When exploring PenguinRandomHouse.com, you might have spotted a few places where we request email addresses from readers, to send them book recommendations, alerts, and promos, and wondered how those programs work. PRH’s Email Marketing and Operations teams spearhead these newsletters, putting your books in front of readers who will love them!
Our experts:
Lynn Rickert is the Manager of Email Marketing Operations for Consumer Insights at Penguin Random House. Her team works with the technical aspects of marketing newsletters.
Emma Shafer is the Associate Director of Email Product Strategy for Consumer Insights. Her team focuses on marketing strategy for PRH’s newsletters.
What are the different types of email lists you manage (e.g., big brand newsletters, genre-specific lists, others), and what is the main goal of each?
Lynn: Our team mainly manages the Penguin Random House and Read Brightly newsletter programs, though we also assist divisional marketers with their newsletters. For our curated emails, we have a few regular newsletters we send to all subscribers we consider new or active, and we also use additional data points to find subscribers interested in a specific genre.
Emma: Our main focus is on direct sales to consumers and the goal of our email program is meeting our readers wherever they are in their purchase journey, using book discovery, brand affinity, data collection, and advertising to better connect with readers across channels. The more we know about our readers, the better we can reach each of them individually with the right book in the right place at the right time.

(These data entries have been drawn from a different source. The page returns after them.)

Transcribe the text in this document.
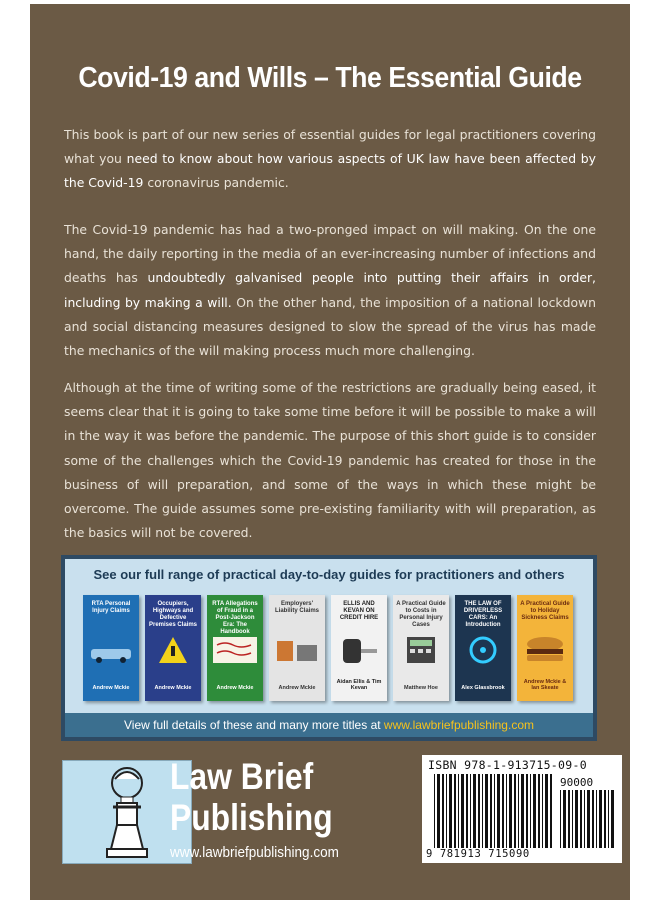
Covid-19 and Wills – The Essential Guide
This book is part of our new series of essential guides for legal practitioners covering what you need to know about how various aspects of UK law have been affected by the Covid-19 coronavirus pandemic.
The Covid-19 pandemic has had a two-pronged impact on will making. On the one hand, the daily reporting in the media of an ever-increasing number of infections and deaths has undoubtedly galvanised people into putting their affairs in order, including by making a will. On the other hand, the imposition of a national lockdown and social distancing measures designed to slow the spread of the virus has made the mechanics of the will making process much more challenging.
Although at the time of writing some of the restrictions are gradually being eased, it seems clear that it is going to take some time before it will be possible to make a will in the way it was before the pandemic. The purpose of this short guide is to consider some of the challenges which the Covid-19 pandemic has created for those in the business of will preparation, and some of the ways in which these might be overcome. The guide assumes some pre-existing familiarity with will preparation, as the basics will not be covered.
See our full range of practical day-to-day guides for practitioners and others
RTA Personal Injury Claims
Andrew Mckie
Occupiers, Highways and Defective Premises Claims
Andrew Mckie
RTA Allegations of Fraud in a Post-Jackson Era: The Handbook
Andrew Mckie
Employers' Liability Claims
Andrew Mckie
ELLIS AND KEVAN ON CREDIT HIRE
Aidan Ellis & Tim Kevan
A Practical Guide to Costs in Personal Injury Cases
Matthew Hoe
THE LAW OF DRIVERLESS CARS: An Introduction
Alex Glassbrook
A Practical Guide to Holiday Sickness Claims
Andrew Mckie & Ian Skeate
View full details of these and many more titles at www.lawbriefpublishing.com
Law Brief
Publishing
www.lawbriefpublishing.com
ISBN 978-1-913715-09-0
90000
9 781913 715090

Can you go into detail about PRH’s automated programs, such as Recommended Reads, Author Alerts, and others? How do these programs reach readers and increase sales?
Lynn: Our automated campaigns use machine learning to connect the right book with the right reader at scale. These include campaigns initiated by a subscriber’s website behavior (for example, if you read an excerpt from a book but don’t make a purchase, you get an email the next day), mailings that use machine learning to select an audience and suggest titles to them (for example, our Recommended Reads email of personalized book recommendations is sent every Friday to an audience determined by our data science team’s model), and Author Alerts.
Author Alerts are sent at specific times to subscribers who sign up for an author’s list: eight weeks in advance of a title’s pub date, upon publication of a new title, and on the date of a paperback release. Our pub date email also has a Spanish language version, sent to subscribers to an author’s list who have engaged with Spanish language content on the site in the past. We also recently launched an invite email: subscribers who engage with an author’s titles on our website at least 5 times in a 120-day span will receive an invite to join that author’s alert list.
You see the data every day—what results in an effective email marketing campaign, and what actually makes a reader click the “buy” button? Are there any learnings that authors can use in their own newsletters?
Emma: Everybody hates hearing this because we are—above all else—writers, but if the main goal of a campaign is purchase, the more succinct the better! The best way to drive buy-button clicks is to know your audience and to put the click opportunity “above the fold” in the mobile version of the email. Generally, the more the user has to scroll, the more drop-off we see. That doesn’t mean there isn’t value in longer newsletters, but that approach works better for relationship building than for driving transactions.
What is the biggest misconception authors tend to have about how publisher email marketing works, and what’s the reality?
Emma: A common misconception I see is that people buy books from the publishers directly. They mostly click through from our site to retailers like Amazon and B&N. This means my team tends to have less robust revenue data than we’d like.
Lynn: We also often hear the misconception that only the biggest books get promoted. In fact, through our automated campaigns, most new books and many backlist titles are featured in our emails.
Looking ahead, what is an emerging trend or new technology in email marketing (like AI personalization or interactivity) that you’re excited about and that authors should be aware of?
Lynn: Email code is strictly ’90s style HTML and CSS, with limited possibilities for interactivity. While some cool effects can be seen on iPhones and Outlook for Mac, most email clients don’t let us do fun stuff. We’re proud of being featured on Really Good Emails for our creative use of hide/show and z-index scrolling, but the level of effort to send a cool campaign doesn’t quite measure up to the revenue results.
To be honest, many emerging trends in the world of email have been helpful to consumers but a bit of a headache on our end. In the past few years, Apple began preopening all emails (which means we can’t tell who actually opens our emails, although it is great that consumers have more privacy); Gmail added a one-click unsubscribe button (making it easier for consumers to achieve inbox zero but potentially affecting list sizes—although we haven’t seen a big drop, thankfully); Yahoo and Gmail got more serious about spam (making us more cautious about sending to less engaged subscribers, but keeping consumers’ inboxes cleaner); and Apple and Yahoo introduced AI summaries (which may save consumers time in their inbox, but can be frustrating to marketers who spend time on copy only to have it rewritten by a bot).
One trend we’ve noticed for authors (which many of you are probably already aware of!) is the rise of platforms like Substack, which have revolutionized the email newsletter and the blog into one social-friendly hybrid. While that’s not something we work with, we suspect that it may impact the style of marketing emails as consumers grow more accustomed to plain text emails with a few scattered images, versus the highly stylized approach of most marketing emails.